Salah satu kementerian baru yg menjadi sorotan adalah Kementerian Desa, Pembangunan Daerah Tertinggal & Transmigrasi (Mendes PDT dan Trans). Kementerian baru pemerintahan Presiden Jokowi ini adalah campuran secara parsial antara Kementerian Pembangunan Daerah Tertinggal (PDT), menggunakan 2 Direktorat Jenderal Transmigrasi & satu Direktorat Pemberdayaan Masyarakat & Desa ? Yg semula masing-masing sebagai bagian menurut Kementerian Tenaga Kerja & Kementerian Dalam Negeri.

Kenapa kementerian ini relatif sebagai sorotan? Ada tiga hal yang menjadikan kementerian ini mempunyai peran yang relatif bertenaga dan vital. Pertama, payung aturan dalam bentuk Undang-undang Desa. UU yg disahkan pada 15 Januari 2014 ?Jelang akhir masa pemerintahan Presiden SBY, adalah UU Nomor 6 tahun 2014 tentang Desa yang kemudian diikuti menggunakan Peraturan Pemerintah Nomor 43 Tahun 2014 menjadi peraturan pelaksanaannya.

Amanat dalam UU tersebut sangat kentara. Salah satunya yg pernah sebagai diskusi hangat publik merupakan dana desa. Amanat UU malah menetapkan sebanyak 10 % dari dana perimbangan, pada luar dana transfer wilayah, selesainya dikurangi Dana Alokasi Khusus akan diterima sang Desa. Diperkirakan jumlah tadi bisa mencapai kurang lebih Rp103,6 triliun. Jumlah tadi akan dibagi ke 74 ribu desa se Indonesia, sehingga masing-masing desa diperkirakan akan memperoleh dana lebih kurang Rp1,4 miliar per tahun. Tentu saja, dana yg relatif besar tadi menuntut desa buat melakukan perubahan, penguatan secara internal secara organisasi pemerintahan desa yg lebih efektif, professional, transparan dan akuntabel. Pengaturan desa misalnya tadi pada UU adalah upaya buat memajukan perekonomian & pembangunan sektor-sektor penting pada pedesaan.

Kedua, merupakan daya dukung desa. Sesuai amanat UU Desa, dengan dukungan dana yang cukup besar , maka desa dituntut lebih mampu mengorganisir diri. Tumpuan pembangunan yg bergulir ke pinggiran, yaitu desa-desa, maka daya dukung desa perlu ditingkatkan.
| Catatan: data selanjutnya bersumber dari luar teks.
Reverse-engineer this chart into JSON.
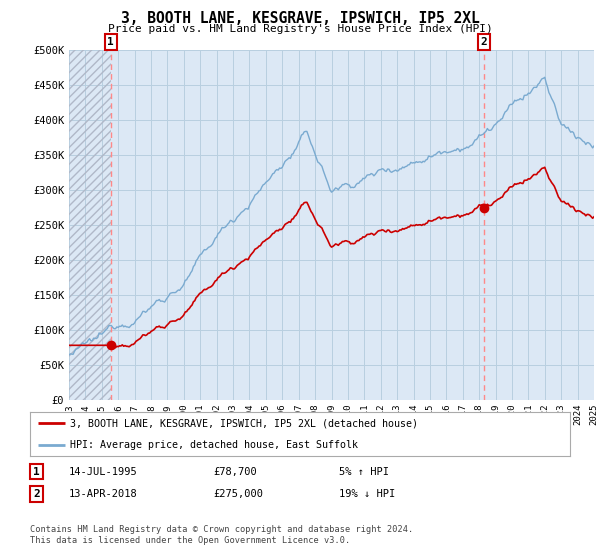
{
  "title": "3, BOOTH LANE, KESGRAVE, IPSWICH, IP5 2XL",
  "subtitle": "Price paid vs. HM Land Registry's House Price Index (HPI)",
  "ylabel_ticks": [
    "£0",
    "£50K",
    "£100K",
    "£150K",
    "£200K",
    "£250K",
    "£300K",
    "£350K",
    "£400K",
    "£450K",
    "£500K"
  ],
  "ylim": [
    0,
    500000
  ],
  "yticks": [
    0,
    50000,
    100000,
    150000,
    200000,
    250000,
    300000,
    350000,
    400000,
    450000,
    500000
  ],
  "hpi_color": "#7aaad0",
  "price_color": "#cc0000",
  "marker_color": "#cc0000",
  "vline_color": "#ff8888",
  "sale1_t": 1995.54,
  "sale1_p": 78700,
  "sale2_t": 2018.28,
  "sale2_p": 275000,
  "legend_entry1": "3, BOOTH LANE, KESGRAVE, IPSWICH, IP5 2XL (detached house)",
  "legend_entry2": "HPI: Average price, detached house, East Suffolk",
  "footnote": "Contains HM Land Registry data © Crown copyright and database right 2024.\nThis data is licensed under the Open Government Licence v3.0.",
  "plot_bg_color": "#dce8f5",
  "fig_bg_color": "#ffffff",
  "grid_color": "#b8cfe0",
  "hatch_color": "#b0b8c8"
}
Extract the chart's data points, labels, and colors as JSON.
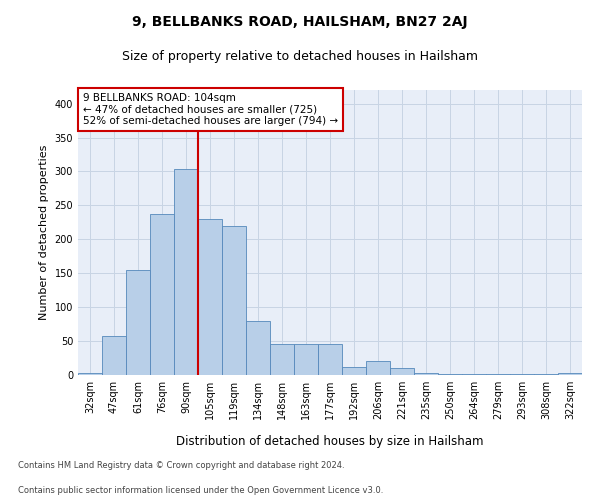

Penguatan aparatur desa pada hal perencanaan pembangunan, akuntabilitas, buat membentuk kinerja yang efektif, transparan, bersih & sanggup dipercaya. Tanpa adanya pendampingan & pelatihan yang digulirkan ?Baik berdasarkan LSM maupun pemerintah, sanggup jadi daya dukung desa kurang optimal.

Berkaitan dengan daya dukung desa, perlu diketahui, bahwa antara desa yang satu dengan desa yang lain mempunyai disparitas yg signifikan. Pun dengan keunikan cita rasa norma lokal. Maka, menggunakan tanpa mengurangi keunikan cita rasa lokal, pemerintah dituntut lebih jeli menimba potensi lokal, berikut pengembangannya. Hal yang sama dialami desa-desa di perbatasan. Diperlukan pendekatan berbeda. Sebagai jendela sebuah Negara, desa-desa di daerah perbatasan masih banyak yg mempunyai problem primer. Infrastruktur, misalnya.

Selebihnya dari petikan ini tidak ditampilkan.